Vê-se assim um grandioso marco protetivo, aperfeiçoado e evoluído no sistema jurídico nacional a ponto de a partir de outubro de 1988 ganhar dimensão constitucional, conforme importante previsão do artigo 201 da CF/88.
Sob a perspectiva histórica, buscou-se consolidar técnicas, políticas e planos da tutela social através de uma relação jurídica previdenciária, englobando seus importantes personagens, dentre eles os trabalhadores filiados e contribuintes; os empregadores e tomadores de serviços; os entes públicos, além de toda a sociedade em geral.
Em outras palavras um pacto de gerações.
Assim, os ideários da sociedade também foram arquitetados em um plano maior de proteção, agora sob o olhar de um sistema previdenciário, social, constitucional e fundamental por excelência.
Tratou-se de um marco histórico com a fixação de metas de aperfeiçoamento social através de uma proteção previdenciária também social.

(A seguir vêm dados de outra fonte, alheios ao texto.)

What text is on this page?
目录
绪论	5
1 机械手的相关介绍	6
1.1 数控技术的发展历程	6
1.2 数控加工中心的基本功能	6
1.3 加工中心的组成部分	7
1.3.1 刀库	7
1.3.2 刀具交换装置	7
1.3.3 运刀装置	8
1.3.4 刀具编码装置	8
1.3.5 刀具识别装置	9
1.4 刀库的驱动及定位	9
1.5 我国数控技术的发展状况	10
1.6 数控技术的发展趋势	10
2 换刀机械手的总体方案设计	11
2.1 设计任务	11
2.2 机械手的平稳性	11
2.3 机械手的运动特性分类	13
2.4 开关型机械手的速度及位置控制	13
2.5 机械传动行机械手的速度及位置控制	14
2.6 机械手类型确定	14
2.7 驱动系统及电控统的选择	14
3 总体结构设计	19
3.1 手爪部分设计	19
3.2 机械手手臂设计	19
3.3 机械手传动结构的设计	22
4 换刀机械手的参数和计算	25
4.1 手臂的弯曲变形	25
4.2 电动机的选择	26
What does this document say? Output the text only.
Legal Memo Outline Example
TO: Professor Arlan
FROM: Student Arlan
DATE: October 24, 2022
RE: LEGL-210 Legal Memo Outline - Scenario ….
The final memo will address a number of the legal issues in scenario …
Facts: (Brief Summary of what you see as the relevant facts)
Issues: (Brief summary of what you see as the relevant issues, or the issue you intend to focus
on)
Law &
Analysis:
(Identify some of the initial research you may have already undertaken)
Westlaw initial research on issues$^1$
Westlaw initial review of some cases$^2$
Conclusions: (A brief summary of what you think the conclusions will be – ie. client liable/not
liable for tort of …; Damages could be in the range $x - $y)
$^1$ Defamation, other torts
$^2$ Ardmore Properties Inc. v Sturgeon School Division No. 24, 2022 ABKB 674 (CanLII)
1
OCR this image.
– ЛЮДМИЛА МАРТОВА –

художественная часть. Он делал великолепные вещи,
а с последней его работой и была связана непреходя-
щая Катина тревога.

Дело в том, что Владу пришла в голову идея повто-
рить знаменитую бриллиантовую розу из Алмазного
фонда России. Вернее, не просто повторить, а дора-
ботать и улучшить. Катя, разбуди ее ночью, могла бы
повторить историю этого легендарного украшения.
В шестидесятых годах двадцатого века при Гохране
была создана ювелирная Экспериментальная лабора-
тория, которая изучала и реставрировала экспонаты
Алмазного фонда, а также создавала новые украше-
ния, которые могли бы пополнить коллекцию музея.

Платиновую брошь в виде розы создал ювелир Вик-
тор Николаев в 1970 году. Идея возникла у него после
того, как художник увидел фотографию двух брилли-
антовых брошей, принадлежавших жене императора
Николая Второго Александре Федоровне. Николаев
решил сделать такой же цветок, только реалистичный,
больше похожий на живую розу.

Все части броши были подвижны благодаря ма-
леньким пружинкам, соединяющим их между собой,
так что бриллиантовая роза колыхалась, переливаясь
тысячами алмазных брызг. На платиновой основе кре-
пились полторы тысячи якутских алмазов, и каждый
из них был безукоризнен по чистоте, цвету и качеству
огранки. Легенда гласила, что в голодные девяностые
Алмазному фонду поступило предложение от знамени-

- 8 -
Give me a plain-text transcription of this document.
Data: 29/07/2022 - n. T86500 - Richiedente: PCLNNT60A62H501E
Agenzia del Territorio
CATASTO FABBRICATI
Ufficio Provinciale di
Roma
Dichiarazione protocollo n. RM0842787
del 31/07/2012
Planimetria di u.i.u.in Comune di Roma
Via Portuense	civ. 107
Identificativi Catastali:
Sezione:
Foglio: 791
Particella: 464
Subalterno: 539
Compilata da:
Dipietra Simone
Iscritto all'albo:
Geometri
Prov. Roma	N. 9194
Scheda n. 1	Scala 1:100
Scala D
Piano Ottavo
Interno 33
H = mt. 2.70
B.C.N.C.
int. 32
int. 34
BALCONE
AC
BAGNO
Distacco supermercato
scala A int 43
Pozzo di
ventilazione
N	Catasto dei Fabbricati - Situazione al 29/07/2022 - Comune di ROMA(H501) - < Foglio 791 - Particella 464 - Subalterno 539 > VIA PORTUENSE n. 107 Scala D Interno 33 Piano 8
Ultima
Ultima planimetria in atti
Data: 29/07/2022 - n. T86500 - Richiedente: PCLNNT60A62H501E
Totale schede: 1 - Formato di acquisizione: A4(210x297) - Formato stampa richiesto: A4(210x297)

Wladimir Novaes Martinez explica a Previdência da seguinte maneira:
É a técnica de proteção social que visa propiciar os meios indispensáveis à subsistência da pessoa humana – quando esta não pode obtê-los ou não é socialmente desejável que os aufira pessoalmente através do trabalho, por motivo de maternidade, nascimento, incapacidade, invalidez, desemprego, prisão, idade avançada, tempo de serviço ou morte – mediante contribuição compulsória distinta, proveniente da sociedade e de cada um dos participantes.[1]
Aqui, uma rápida e concentrada análise sob a perspectiva histórica.
Explorando a data em tempos atuais, vê-se que quase pouco há o que comemorar.
Ocorre que o sistema previdenciário nacional é um dos mais complexos do mundo, associado as diversidades agigantadas do contexto brasileiro; além das oscilações na gestão previdenciária a nível governamental; aumento da expectativa de sobrevida; baixa taxa de natalidade; insegurança normativa e jurídica; ausência de uma séria e coesa cultura previdenciária; etc.
Assim, o momento da Previdência Social Brasileira demanda um enfrentamento técnico apropriado no intuito de enfrentar seus dilemas, corrigir a rota e traçar um planejamento qualitativo de futuro, algo, sequer ventilado pelos gestores.
Em linhas gerais é a Previdência Social Brasileira generosa e acessível, cada vez mais conhecida e com cobertura universal e ampla, inclusiva e midiática.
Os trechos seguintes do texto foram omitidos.